En 1895, Nobel avait développé une angine de poitrine, et il est mort d’une hémorragie cérébrale dans sa villa de San Remo, en Italie, en 1896. À sa mort, son empire commercial mondial comptait plus de 90 usines de fabrication d’explosifs et de munitions. L’ouverture de son testament, qu’il avait rédigé à Paris le 27 novembre 1895 et déposé dans une banque de Stockholm, réserva une grande surprise à sa famille, à ses amis et au grand public. Il avait toujours été généreux en matière de philanthropie humanitaire et scientifique, et il a laissé la majeure partie de sa fortune en fiducie pour créer ce qui est devenu le plus estimé des prix internationaux, les prix Nobel.
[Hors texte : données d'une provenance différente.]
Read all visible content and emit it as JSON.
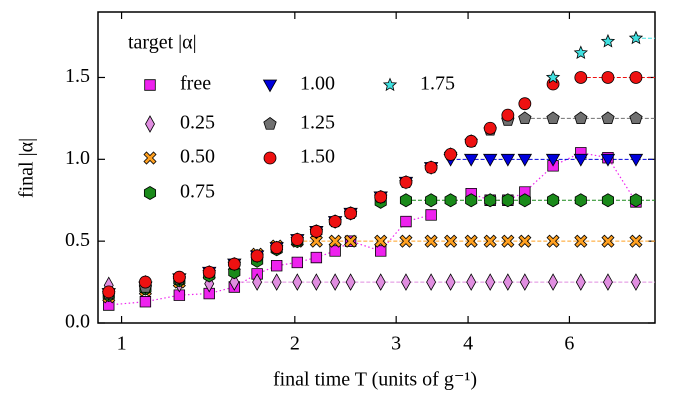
{
  "chart_data": {
    "type": "scatter",
    "xlabel": "final time T (units of g⁻¹)",
    "ylabel": "final |α|",
    "legend_title": "target |α|",
    "legend": "upper left",
    "log_x": true,
    "x": [
      0.95,
      1.1,
      1.26,
      1.42,
      1.57,
      1.72,
      1.86,
      2.02,
      2.18,
      2.35,
      2.5,
      2.82,
      3.12,
      3.45,
      3.73,
      4.05,
      4.37,
      4.69,
      5.02,
      5.62,
      6.28,
      7.0,
      7.83
    ],
    "xlim": [
      0.91,
      8.45
    ],
    "xticks": [
      1,
      2,
      3,
      4,
      6
    ],
    "ylim": [
      0,
      1.9
    ],
    "yticks": [
      {
        "value": 0,
        "label": "0.0"
      },
      0.5,
      {
        "value": 1,
        "label": "1.0"
      },
      1.5
    ],
    "series": [
      {
        "name": "free",
        "color": "#ee22ee",
        "marker": "square",
        "line": "dotted",
        "values": [
          0.11,
          0.13,
          0.17,
          0.18,
          0.22,
          0.3,
          0.35,
          0.37,
          0.4,
          0.44,
          0.5,
          0.44,
          0.62,
          0.66,
          null,
          0.79,
          0.75,
          0.75,
          0.8,
          0.96,
          1.04,
          1.01,
          0.74
        ]
      },
      {
        "name": "0.25",
        "color": "#e08ee0",
        "marker": "diamond",
        "line": "dashed",
        "values": [
          0.23,
          0.24,
          0.24,
          0.24,
          0.25,
          0.25,
          0.25,
          0.25,
          0.25,
          0.25,
          0.25,
          0.25,
          0.25,
          0.25,
          0.25,
          0.25,
          0.25,
          0.25,
          0.25,
          0.25,
          0.25,
          0.25,
          0.25
        ]
      },
      {
        "name": "0.50",
        "color": "#ffa020",
        "marker": "cross",
        "line": "dashed",
        "values": [
          0.16,
          0.2,
          0.25,
          0.3,
          0.35,
          0.42,
          0.47,
          0.5,
          0.5,
          0.5,
          0.5,
          0.5,
          0.5,
          0.5,
          0.5,
          0.5,
          0.5,
          0.5,
          0.5,
          0.5,
          0.5,
          0.5,
          0.5
        ]
      },
      {
        "name": "0.75",
        "color": "#1a8a1a",
        "marker": "hexagon",
        "line": "dashed",
        "values": [
          0.17,
          0.21,
          0.26,
          0.29,
          0.31,
          0.38,
          0.45,
          0.5,
          0.56,
          0.62,
          0.67,
          0.74,
          0.75,
          0.75,
          0.75,
          0.75,
          0.75,
          0.75,
          0.75,
          0.75,
          0.75,
          0.75,
          0.75
        ]
      },
      {
        "name": "1.00",
        "color": "#0000dd",
        "marker": "triangle",
        "line": "dashed",
        "values": [
          0.18,
          0.22,
          0.27,
          0.31,
          0.36,
          0.41,
          0.46,
          0.51,
          0.56,
          0.62,
          0.67,
          0.77,
          0.86,
          0.95,
          1.0,
          1.0,
          1.0,
          1.0,
          1.0,
          1.0,
          1.0,
          1.0,
          1.0
        ]
      },
      {
        "name": "1.25",
        "color": "#707070",
        "marker": "pentagon",
        "line": "dashed",
        "values": [
          0.18,
          0.22,
          0.27,
          0.31,
          0.36,
          0.41,
          0.46,
          0.51,
          0.56,
          0.62,
          0.67,
          0.77,
          0.86,
          0.95,
          1.03,
          1.11,
          1.18,
          1.24,
          1.25,
          1.25,
          1.25,
          1.25,
          1.25
        ]
      },
      {
        "name": "1.50",
        "color": "#ee1111",
        "marker": "circle",
        "line": "dashed",
        "values": [
          0.19,
          0.25,
          0.28,
          0.31,
          0.36,
          0.41,
          0.46,
          0.51,
          0.56,
          0.62,
          0.67,
          0.77,
          0.86,
          0.95,
          1.03,
          1.11,
          1.19,
          1.27,
          1.34,
          1.46,
          1.5,
          1.5,
          1.5
        ]
      },
      {
        "name": "1.75",
        "color": "#40e0e0",
        "marker": "star",
        "line": "dashed",
        "values": [
          null,
          null,
          null,
          null,
          null,
          null,
          null,
          null,
          null,
          null,
          null,
          null,
          null,
          null,
          null,
          null,
          null,
          null,
          null,
          1.5,
          1.65,
          1.72,
          1.74
        ]
      }
    ]
  }
}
Nous ne pouvons que spéculer sur les raisons qui ont poussé Nobel à créer les prix qui portent son nom. Il était réticent à son égard, et il ne s’est confié à personne sur sa décision dans les mois qui ont précédé sa mort. L’hypothèse la plus plausible est qu’un incident bizarre survenu en 1888 a pu déclencher le processus de réflexion qui a abouti au legs des prix Nobel. Cette année-là, Ludvig, le frère d’Alfred, est décédé lors d’un séjour à Cannes, en France. Les journaux français rapportent le décès de Ludvig mais le confondent avec Alfred, et l’un d’entre eux titre « Le marchand de la mort est mort ». Peut-être Alfred Nobel a-t-il créé les prix pour éviter précisément le type de réputation posthume suggéré par cette nécrologie prématurée. Il est certain que les prix qu’il a institués reflètent l’intérêt qu’il a porté toute sa vie aux domaines de la physique, de la chimie, de la physiologie et de la littérature. Il existe également de nombreuses preuves que son amitié avec l’éminente pacifiste autrichienne Bertha von Suttner l’a incité à créer le prix de la paix.
Nobel lui-même reste cependant une figure de paradoxes et de contradictions : un homme brillant et solitaire, mi-pessimiste, mi-idéaliste, qui a inventé les puissants explosifs utilisés dans la guerre moderne mais qui a également créé les prix les plus prestigieux du monde pour les services intellectuels rendus à l’humanité.